In Cameroon in 1931, Sara is taken from her family and brought to Mount Pleasant as a gift for Sultan Njoya, the Bamum leader cast into exile by French colonialists. Just nine years old and on the verge of becoming one of the sultan’s hundreds of wives, Sara’s story takes an unexpected turn when she is recognized by Bertha, the slave in charge of training Njoya’s brides, as Nebu, the son she lost tragically years before. In Sara’s new life as a boy she bears witness to the world of Sultan Njoya–a magical yet declining place of artistic and intellectual minds–and hears the story of the sultan’s last days in the Palace of All Dreams and of the sad fate of Nebu, the greatest artist their culture had seen.

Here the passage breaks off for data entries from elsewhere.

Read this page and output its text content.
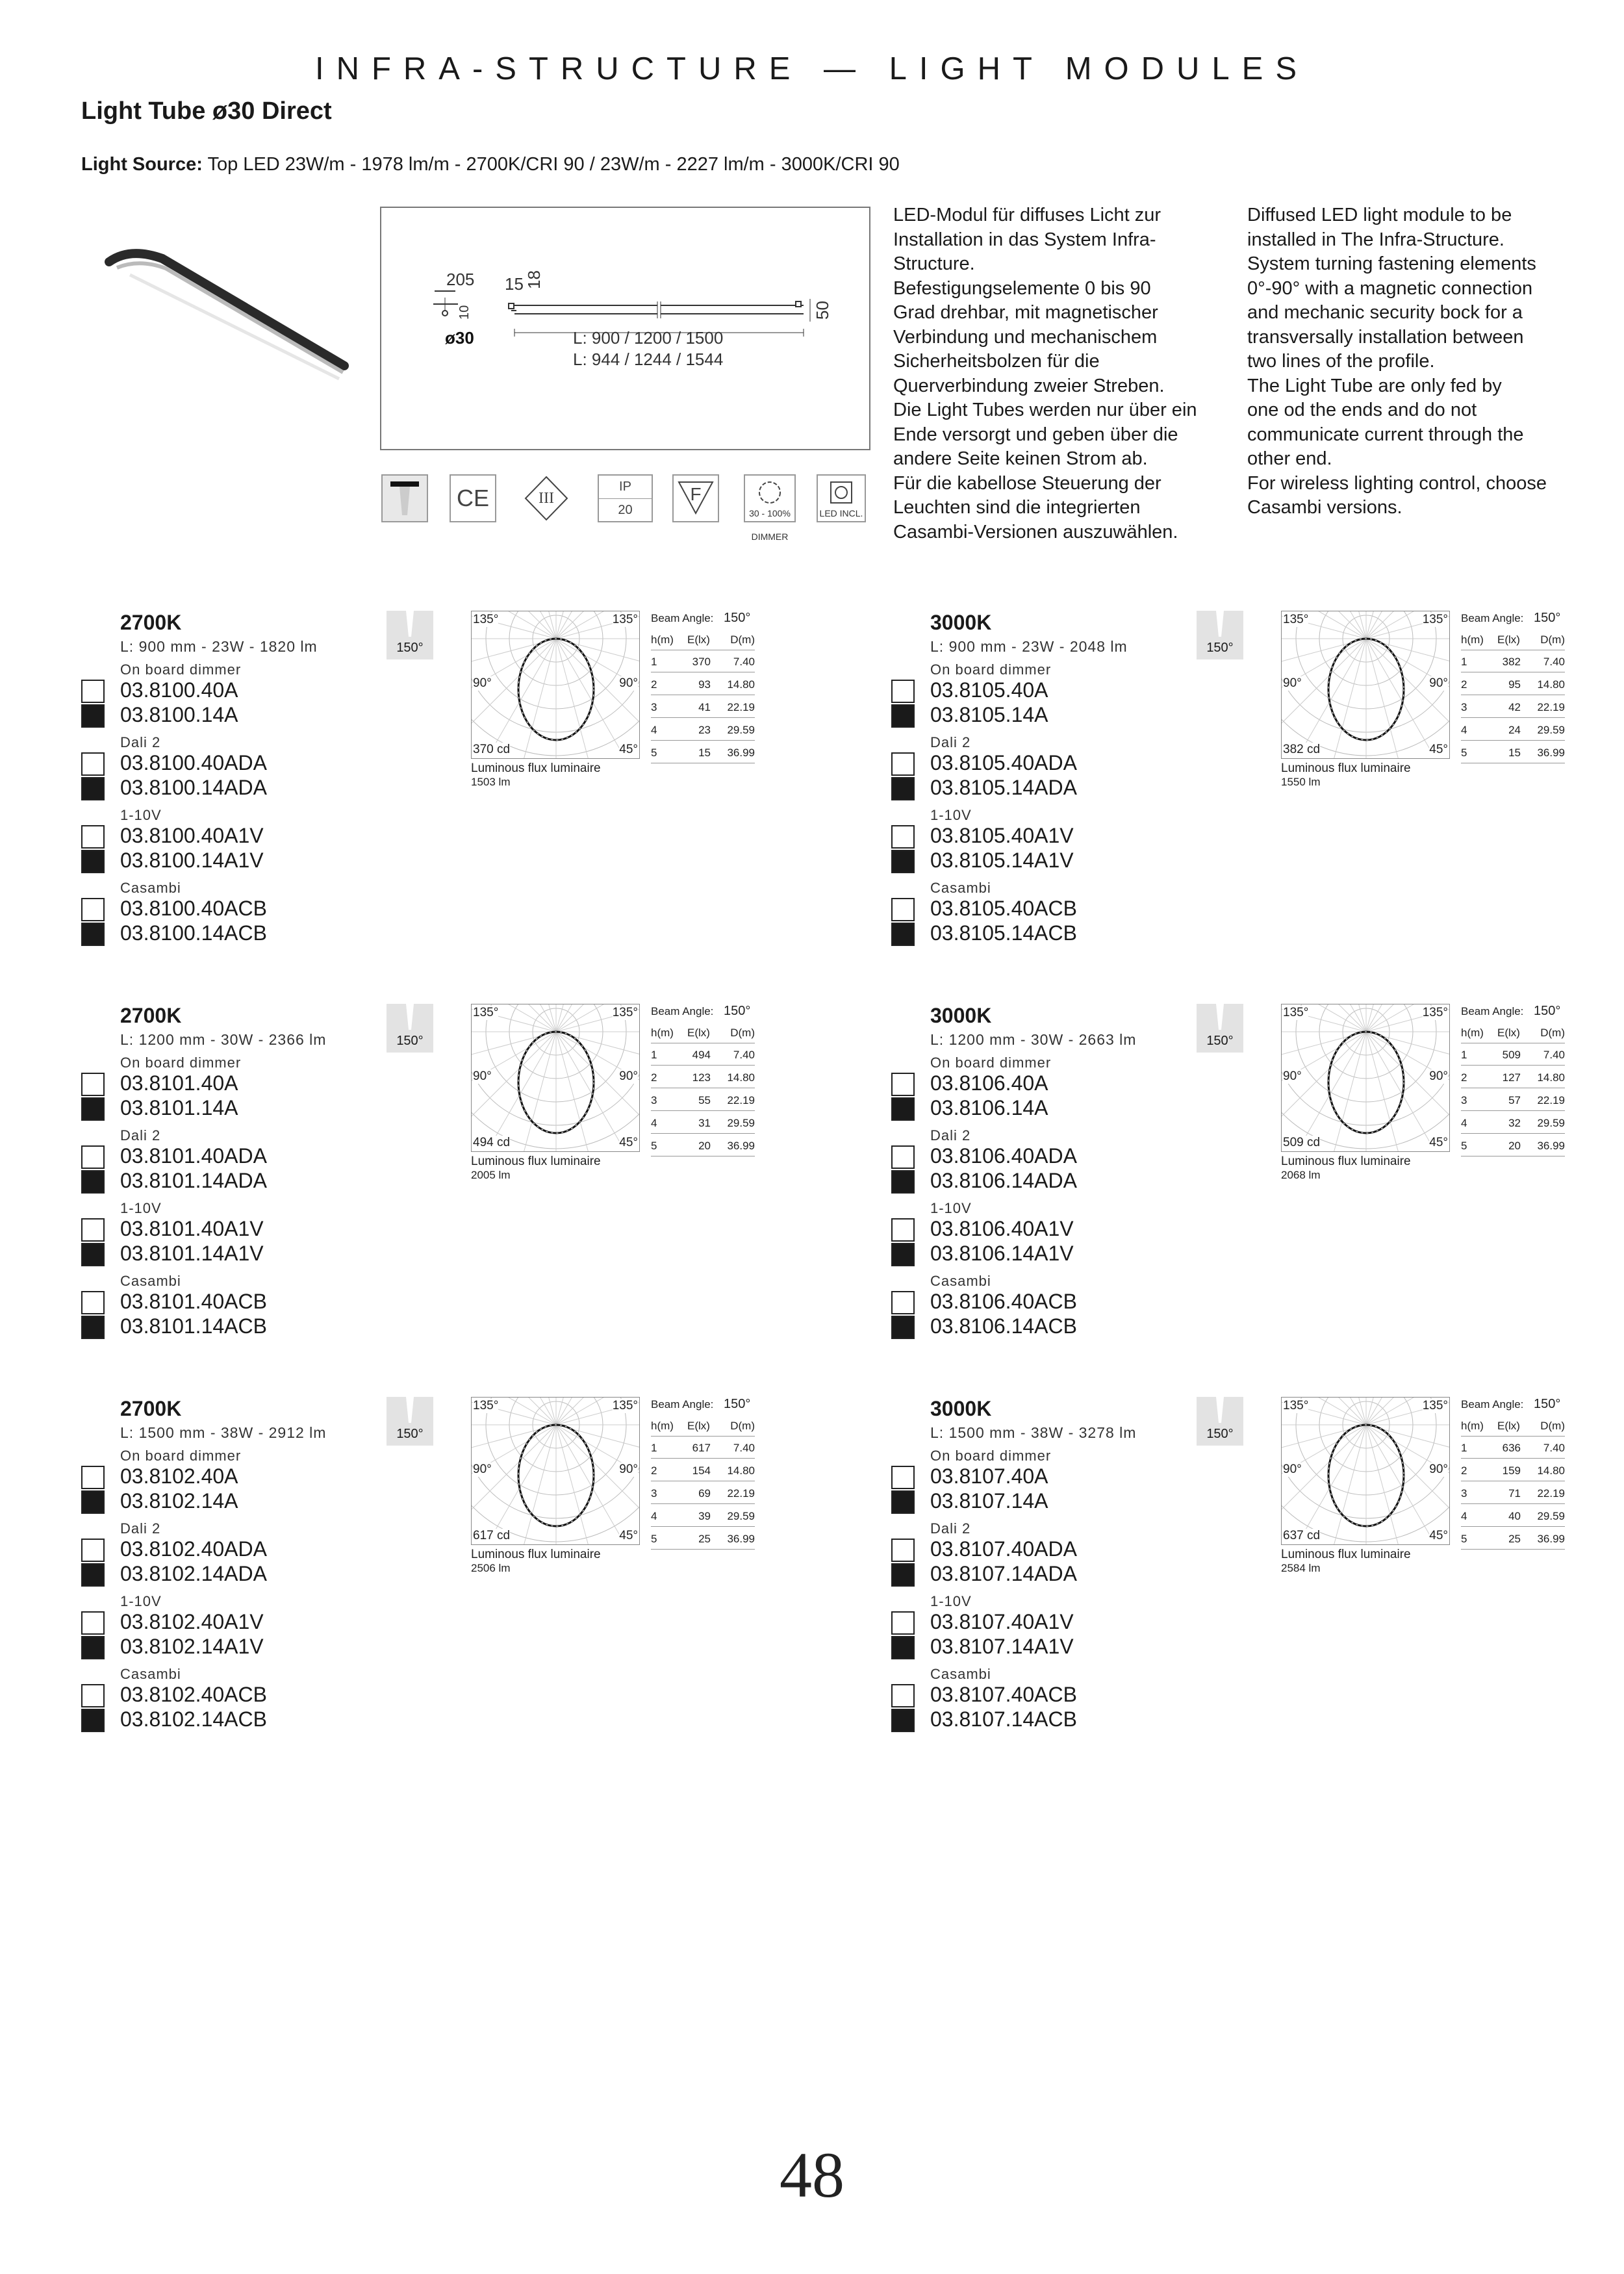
INFRA-STRUCTURE — LIGHT MODULES
Light Tube ø30 Direct
Light Source: Top LED 23W/m - 1978 lm/m - 2700K/CRI 90 / 23W/m - 2227 lm/m - 3000K/CRI 90
205 15 18
10	50
ø30	L: 900 / 1200 / 1500
L: 944 / 1244 / 1544
LED-Modul für diffuses Licht zur
Installation in das System Infra-
Structure.
Befestigungselemente 0 bis 90
Grad drehbar, mit magnetischer
Verbindung und mechanischem
Sicherheitsbolzen für die
Querverbindung zweier Streben.
Die Light Tubes werden nur über ein
Ende versorgt und geben über die
andere Seite keinen Strom ab.
Für die kabellose Steuerung der
Leuchten sind die integrierten
Casambi-Versionen auszuwählen.
Diffused LED light module to be
installed in The Infra-Structure.
System turning fastening elements
0°-90° with a magnetic connection
and mechanic security bock for a
transversally installation between
two lines of the profile.
The Light Tube are only fed by
one od the ends and do not
communicate current through the
other end.
For wireless lighting control, choose
Casambi versions.
CE	III
IP
20
F
30 - 100%
DIMMER
LED INCL.
2700K
L: 900 mm - 23W - 1820 lm
On board dimmer
03.8100.40A
03.8100.14A
Dali 2
03.8100.40ADA
03.8100.14ADA
1-10V
03.8100.40A1V
03.8100.14A1V
Casambi
03.8100.40ACB
03.8100.14ACB
150°
135°	135°
90°	90°
370 cd	45°
Luminous flux luminaire
1503 lm
Beam Angle: 150°
h(m) E(lx) D(m)
1	370 7.40
2	93 14.80
3	41 22.19
4	23 29.59
5	15 36.99
3000K
L: 900 mm - 23W - 2048 lm
On board dimmer
03.8105.40A
03.8105.14A
Dali 2
03.8105.40ADA
03.8105.14ADA
1-10V
03.8105.40A1V
03.8105.14A1V
Casambi
03.8105.40ACB
03.8105.14ACB
150°
135°	135°
90°	90°
382 cd	45°
Luminous flux luminaire
1550 lm
Beam Angle: 150°
h(m) E(lx) D(m)
1	382 7.40
2	95 14.80
3	42 22.19
4	24 29.59
5	15 36.99
2700K
L: 1200 mm - 30W - 2366 lm
On board dimmer
03.8101.40A
03.8101.14A
Dali 2
03.8101.40ADA
03.8101.14ADA
1-10V
03.8101.40A1V
03.8101.14A1V
Casambi
03.8101.40ACB
03.8101.14ACB
150°
135°	135°
90°	90°
494 cd	45°
Luminous flux luminaire
2005 lm
Beam Angle: 150°
h(m) E(lx) D(m)
1	494 7.40
2	123 14.80
3	55 22.19
4	31 29.59
5	20 36.99
3000K
L: 1200 mm - 30W - 2663 lm
On board dimmer
03.8106.40A
03.8106.14A
Dali 2
03.8106.40ADA
03.8106.14ADA
1-10V
03.8106.40A1V
03.8106.14A1V
Casambi
03.8106.40ACB
03.8106.14ACB
150°
135°	135°
90°	90°
509 cd	45°
Luminous flux luminaire
2068 lm
Beam Angle: 150°
h(m) E(lx) D(m)
1	509 7.40
2	127 14.80
3	57 22.19
4	32 29.59
5	20 36.99
2700K
L: 1500 mm - 38W - 2912 lm
On board dimmer
03.8102.40A
03.8102.14A
Dali 2
03.8102.40ADA
03.8102.14ADA
1-10V
03.8102.40A1V
03.8102.14A1V
Casambi
03.8102.40ACB
03.8102.14ACB
150°
135°	135°
90°	90°
617 cd	45°
Luminous flux luminaire
2506 lm
Beam Angle: 150°
h(m) E(lx) D(m)
1	617 7.40
2	154 14.80
3	69 22.19
4	39 29.59
5	25 36.99
3000K
L: 1500 mm - 38W - 3278 lm
On board dimmer
03.8107.40A
03.8107.14A
Dali 2
03.8107.40ADA
03.8107.14ADA
1-10V
03.8107.40A1V
03.8107.14A1V
Casambi
03.8107.40ACB
03.8107.14ACB
150°
135°	135°
90°	90°
637 cd	45°
Luminous flux luminaire
2584 lm
Beam Angle: 150°
h(m) E(lx) D(m)
1	636 7.40
2	159 14.80
3	71 22.19
4	40 29.59
5	25 36.99
48
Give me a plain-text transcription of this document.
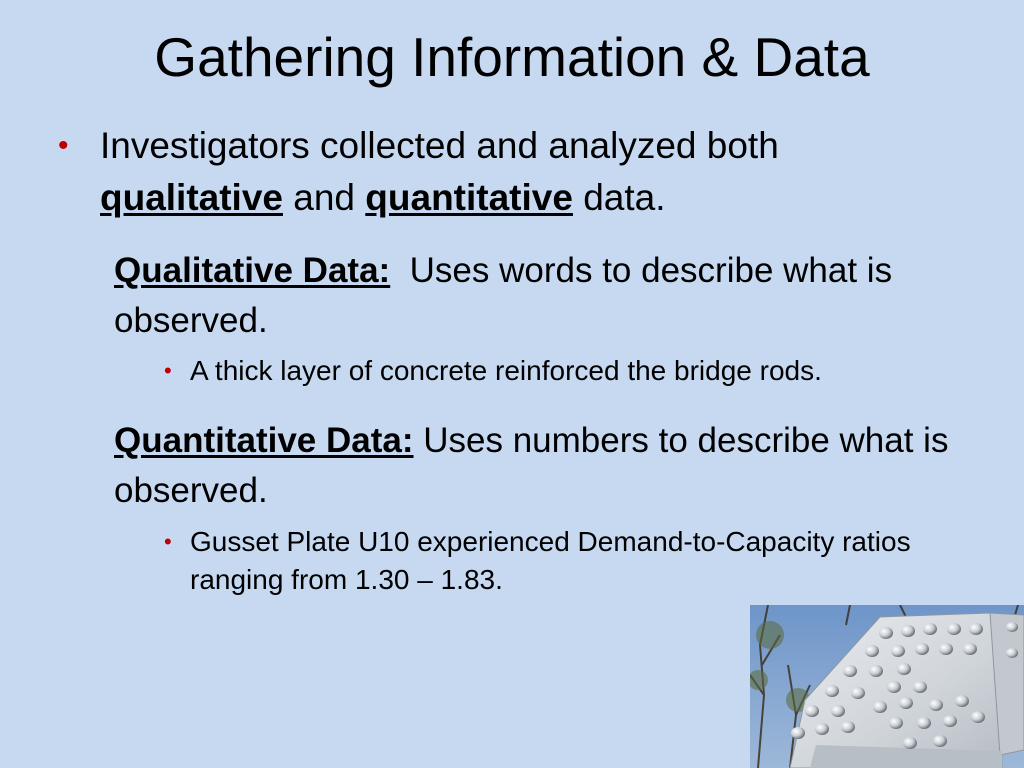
Gathering Information & Data
• Investigators collected and analyzed both
qualitative and quantitative data.
Qualitative Data: Uses words to describe what is observed.
• A thick layer of concrete reinforced the bridge rods.
Quantitative Data: Uses numbers to describe what is observed.
• Gusset Plate U10 experienced Demand-to-Capacity ratios ranging from 1.30 – 1.83.
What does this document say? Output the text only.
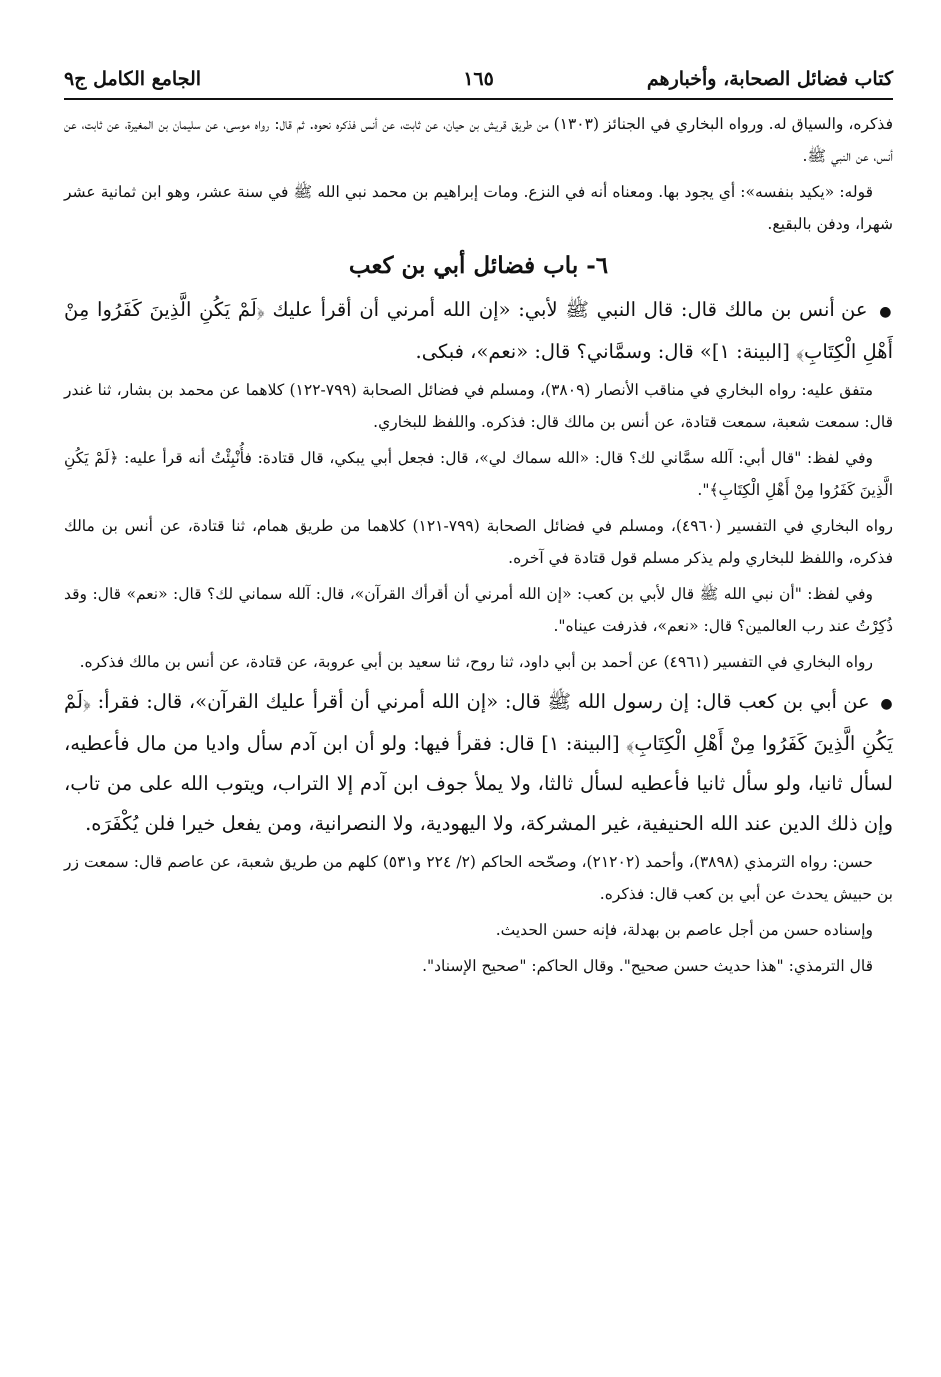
كتاب فضائل الصحابة، وأخبارهم
١٦٥
الجامع الكامل ج٩

فذكره، والسياق له. ورواه البخاري في الجنائز (١٣٠٣) من طريق قريش بن حيان، عن ثابت، عن أنس فذكره نحوه. ثم قال: رواه موسى، عن سليمان بن المغيرة، عن ثابت، عن أنس، عن النبي ﷺ.

قوله: «يكيد بنفسه»: أي يجود بها. ومعناه أنه في النزع. ومات إبراهيم بن محمد نبي الله ﷺ في سنة عشر، وهو ابن ثمانية عشر شهرا، ودفن بالبقيع.

٦- باب فضائل أبي بن كعب

● عن أنس بن مالك قال: قال النبي ﷺ لأبي: «إن الله أمرني أن أقرأ عليك ﴿لَمْ يَكُنِ الَّذِينَ كَفَرُوا مِنْ أَهْلِ الْكِتَابِ﴾ [البينة: ١]» قال: وسمَّاني؟ قال: «نعم»، فبكى.

متفق عليه: رواه البخاري في مناقب الأنصار (٣٨٠٩)، ومسلم في فضائل الصحابة (٧٩٩-١٢٢) كلاهما عن محمد بن بشار، ثنا غندر قال: سمعت شعبة، سمعت قتادة، عن أنس بن مالك قال: فذكره. واللفظ للبخاري.

وفي لفظ: "قال أبي: آلله سمَّاني لك؟ قال: «الله سماك لي»، قال: فجعل أبي يبكي، قال قتادة: فأُنْبِئْتُ أنه قرأ عليه: ﴿لَمْ يَكُنِ الَّذِينَ كَفَرُوا مِنْ أَهْلِ الْكِتَابِ﴾".

رواه البخاري في التفسير (٤٩٦٠)، ومسلم في فضائل الصحابة (٧٩٩-١٢١) كلاهما من طريق همام، ثنا قتادة، عن أنس بن مالك فذكره، واللفظ للبخاري ولم يذكر مسلم قول قتادة في آخره.

وفي لفظ: "أن نبي الله ﷺ قال لأبي بن كعب: «إن الله أمرني أن أقرأك القرآن»، قال: آلله سماني لك؟ قال: «نعم» قال: وقد ذُكِرْتُ عند رب العالمين؟ قال: «نعم»، فذرفت عيناه".

رواه البخاري في التفسير (٤٩٦١) عن أحمد بن أبي داود، ثنا روح، ثنا سعيد بن أبي عروبة، عن قتادة، عن أنس بن مالك فذكره.

● عن أبي بن كعب قال: إن رسول الله ﷺ قال: «إن الله أمرني أن أقرأ عليك القرآن»، قال: فقرأ: ﴿لَمْ يَكُنِ الَّذِينَ كَفَرُوا مِنْ أَهْلِ الْكِتَابِ﴾ [البينة: ١] قال: فقرأ فيها: ولو أن ابن آدم سأل واديا من مال فأعطيه، لسأل ثانيا، ولو سأل ثانيا فأعطيه لسأل ثالثا، ولا يملأ جوف ابن آدم إلا التراب، ويتوب الله على من تاب، وإن ذلك الدين عند الله الحنيفية، غير المشركة، ولا اليهودية، ولا النصرانية، ومن يفعل خيرا فلن يُكْفَرَه.

حسن: رواه الترمذي (٣٨٩٨)، وأحمد (٢١٢٠٢)، وصحّحه الحاكم (٢/ ٢٢٤ و٥٣١) كلهم من طريق شعبة، عن عاصم قال: سمعت زر بن حبيش يحدث عن أبي بن كعب قال: فذكره.

وإسناده حسن من أجل عاصم بن بهدلة، فإنه حسن الحديث.

قال الترمذي: "هذا حديث حسن صحيح". وقال الحاكم: "صحيح الإسناد".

Seven decades later, a student returns home to Cameroon to research the place it once was, and she finds Sara, silent for decades, ready to tell her story. In her serpentine tale, a lost kingdom lives again in the compromised intersection between flawed memory, tangled fiction, and faintly discernible truth. In this telling, history is invented anew and transformed–a man awakens from a coma to find the animal kingdom dancing a waltz; a spirit haunts a cocoa plantation; and a sculptor re-creates his lost love in a work of art that challenges the boundary between truth and the ideal.
Patrice Nganang was born in Cameroon and is a novelist, a poet, and an essayist. His novel Temps de chien received the Prix Littéraire Marguerite Yourcenar and the Grand prix littéraire d’Afrique noire. He is also the author of La Joie de vivre and L’Invention d’un beau regard. He teaches comparative literature at Stony Brook University.